The DeadEnd colorimetric apoptosis detection system [terminal deoxynucleotidyl transferase-mediated biotinylated UTP nick end labeling (TUNEL); Promega, Charbonnieres, France] was used to visualize apoptotic cells. After fixation for 1 hr at −20°C in 70% ethanol, Dev cells (5 × 10⁻⁵ cells in suspension) were stained with PI to detect and quantify apoptotic cells (sub-G_O/G₁ DNA fraction) using flow cytometry. DNA fragments were extracted for 1 hr at 4°C in 5 mmNa₂PO₄–2.5 mmcitric acid–0.01% Tween 20 and removed by washing in PBS and centrifugation. The pelleted cells were resuspended in PBS, and the nonfragmented DNA was stained for 15 min in PBS containing 25 μg/ml PI and 50 U/ml RNase. Fluorescence was detected using a Counter XL flow cytometer (Beckman Coulter, Miami, FL) with an argon laser (488 nm wavelength) and an A615 nm optic filter (FL3). In blocking experiments, 1 μg/ml antibodies against NRP1, VEGFR1, or VEGFR2 was added to the culture. A general caspase inhibitor, N-benzyloxycarbonyl-Val-Ala-Asp (Z-VAD) and interleukin-1β converting enzyme (ICE) inhibitor, were used at a concentration of 25 μm.

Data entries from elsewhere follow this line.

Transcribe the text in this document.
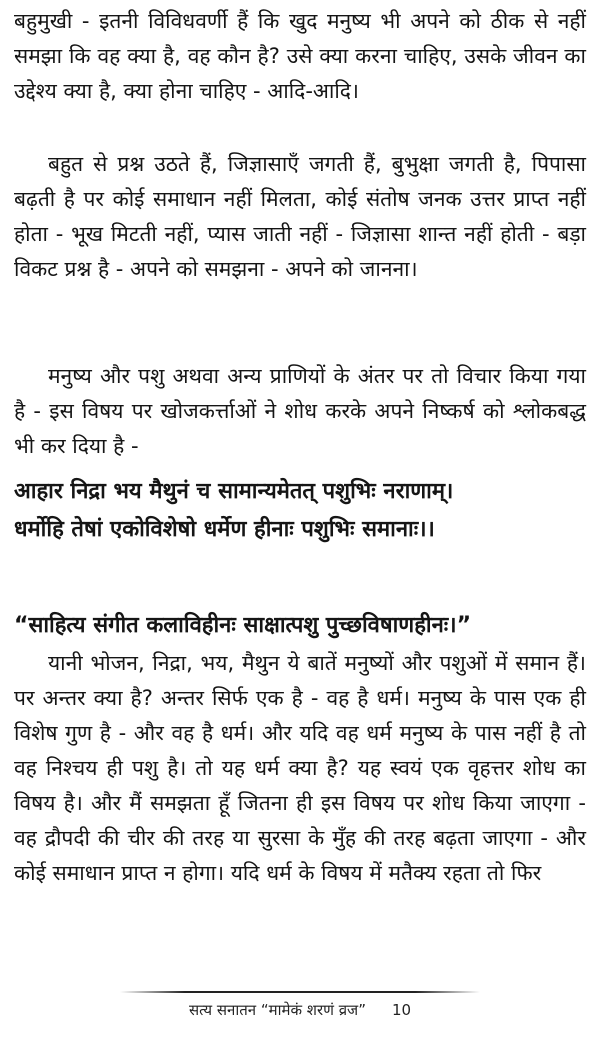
बहुमुखी - इतनी विविधवर्णी हैं कि खुद मनुष्य भी अपने को ठीक से नहीं समझा कि वह क्या है, वह कौन है? उसे क्या करना चाहिए, उसके जीवन का उद्देश्य क्या है, क्या होना चाहिए - आदि-आदि।

बहुत से प्रश्न उठते हैं, जिज्ञासाएँ जगती हैं, बुभुक्षा जगती है, पिपासा बढ़ती है पर कोई समाधान नहीं मिलता, कोई संतोष जनक उत्तर प्राप्त नहीं होता - भूख मिटती नहीं, प्यास जाती नहीं - जिज्ञासा शान्त नहीं होती - बड़ा विकट प्रश्न है - अपने को समझना - अपने को जानना।

मनुष्य और पशु अथवा अन्य प्राणियों के अंतर पर तो विचार किया गया है - इस विषय पर खोजकर्त्ताओं ने शोध करके अपने निष्कर्ष को श्लोकबद्ध भी कर दिया है -

आहार निद्रा भय मैथुनं च सामान्यमेतत् पशुभिः नराणाम्।

धर्मोहि तेषां एकोविशेषो धर्मेण हीनाः पशुभिः समानाः।।

“साहित्य संगीत कलाविहीनः साक्षात्पशु पुच्छविषाणहीनः।”

यानी भोजन, निद्रा, भय, मैथुन ये बातें मनुष्यों और पशुओं में समान हैं। पर अन्तर क्या है? अन्तर सिर्फ एक है - वह है धर्म। मनुष्य के पास एक ही विशेष गुण है - और वह है धर्म। और यदि वह धर्म मनुष्य के पास नहीं है तो वह निश्चय ही पशु है। तो यह धर्म क्या है? यह स्वयं एक वृहत्तर शोध का विषय है। और मैं समझता हूँ जितना ही इस विषय पर शोध किया जाएगा - वह द्रौपदी की चीर की तरह या सुरसा के मुँह की तरह बढ़ता जाएगा - और कोई समाधान प्राप्त न होगा। यदि धर्म के विषय में मतैक्य रहता तो फिर

सत्य सनातन “मामेकं शरणं व्रज” 10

Motility assay. The motility assay was performed in a Boyden chamber. [³⁵S]Methionine-labeled cells (0.1 × 10⁻⁶ per well) were plated in serum free-medium containing 0.1% BSA. The cells were grown in the upper chamber, which was separated from the lower chamber by a poly-l-lysine (PL)-coated polycarbonate membrane with a pore size of 8 μm (Falcon, Pont de Claix, France). After 12 hr of culture, the nonmigrated cells were removed using a plastic policeman, and the labeled migrating cells in the membrane were counted using a 1600 TR liquid scintillation counter (Packard, Meriden, CT). In some experiments, different concentrations of VEGF165 were added to the lower compartment of the Boyden chamber.

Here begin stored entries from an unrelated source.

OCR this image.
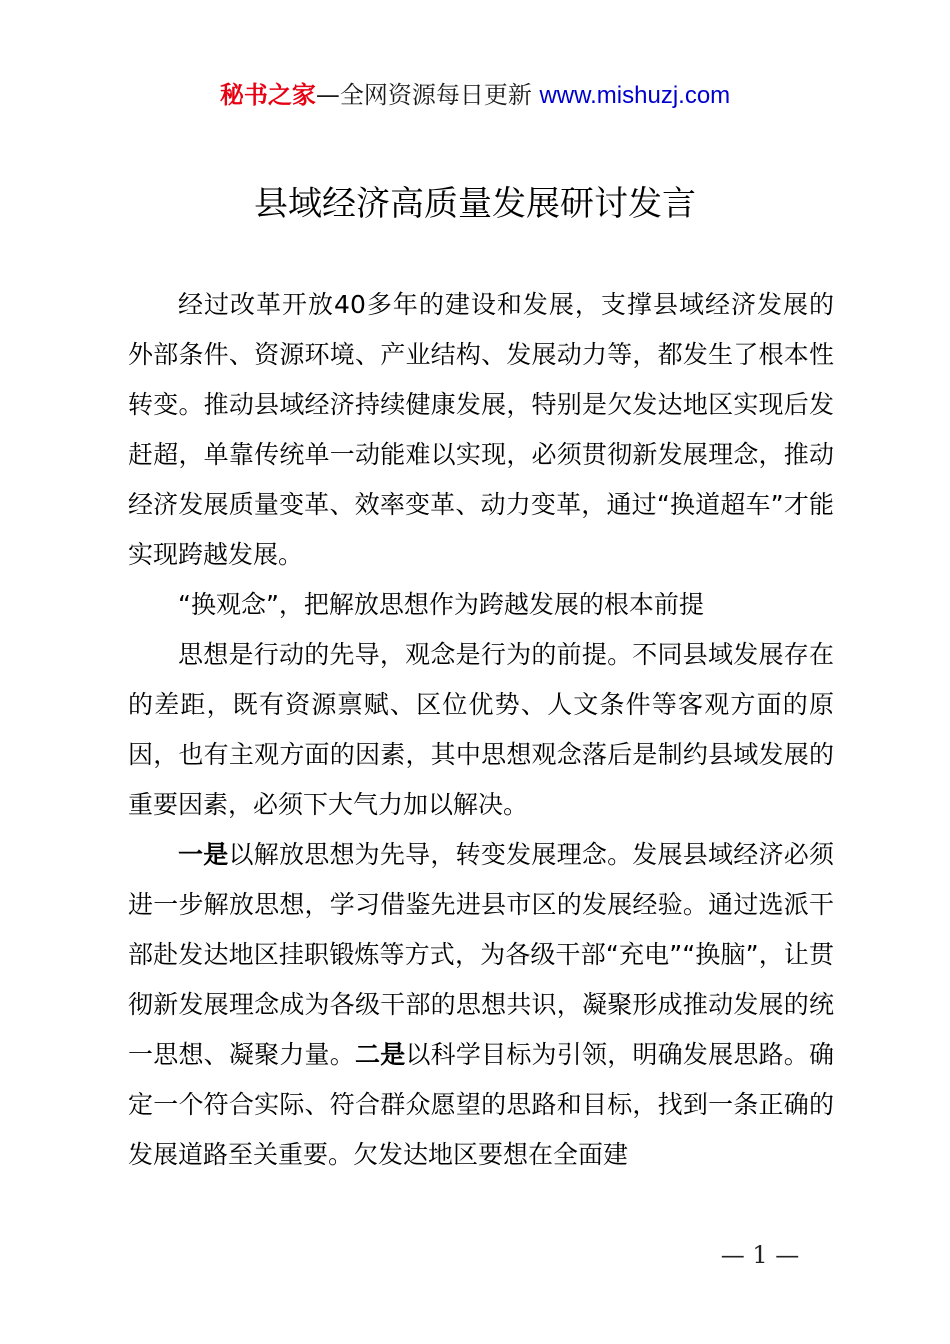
秘书之家—全网资源每日更新 www.mishuzj.com
县域经济高质量发展研讨发言

经过改革开放40多年的建设和发展，支撑县域经济发展的外部条件、资源环境、产业结构、发展动力等，都发生了根本性转变。推动县域经济持续健康发展，特别是欠发达地区实现后发赶超，单靠传统单一动能难以实现，必须贯彻新发展理念，推动经济发展质量变革、效率变革、动力变革，通过“换道超车”才能实现跨越发展。

“换观念”，把解放思想作为跨越发展的根本前提

思想是行动的先导，观念是行为的前提。不同县域发展存在的差距，既有资源禀赋、区位优势、人文条件等客观方面的原因，也有主观方面的因素，其中思想观念落后是制约县域发展的重要因素，必须下大气力加以解决。

一是以解放思想为先导，转变发展理念。发展县域经济必须进一步解放思想，学习借鉴先进县市区的发展经验。通过选派干部赴发达地区挂职锻炼等方式，为各级干部“充电”“换脑”，让贯彻新发展理念成为各级干部的思想共识，凝聚形成推动发展的统一思想、凝聚力量。二是以科学目标为引领，明确发展思路。确定一个符合实际、符合群众愿望的思路和目标，找到一条正确的发展道路至关重要。欠发达地区要想在全面建

— 1 —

Proliferation assay. Dev cells were seeded at 1.7 × 10⁻⁵ cells per well in six-well culture dishes, stimulated for 24 hr in DMEM containing 10% FCS, and then starved for 1 d in DMEM containing 0.2% FCS, before being treated with various concentrations of VEGF165 (0–100 ng/ml), antibodies against VEGFR1, VEGFR2, or NRP1 (50 ng/ml), genistein (5 μm), or antisense VEGFR1 oligomers (2 μm, added at the beginning of the culture). The cells were then trypsinized, and the number of living cells was assessed by Trypan blue dye exclusion using a hemocytometer. The data are expressed as the mean ± SEM for three independent experiments.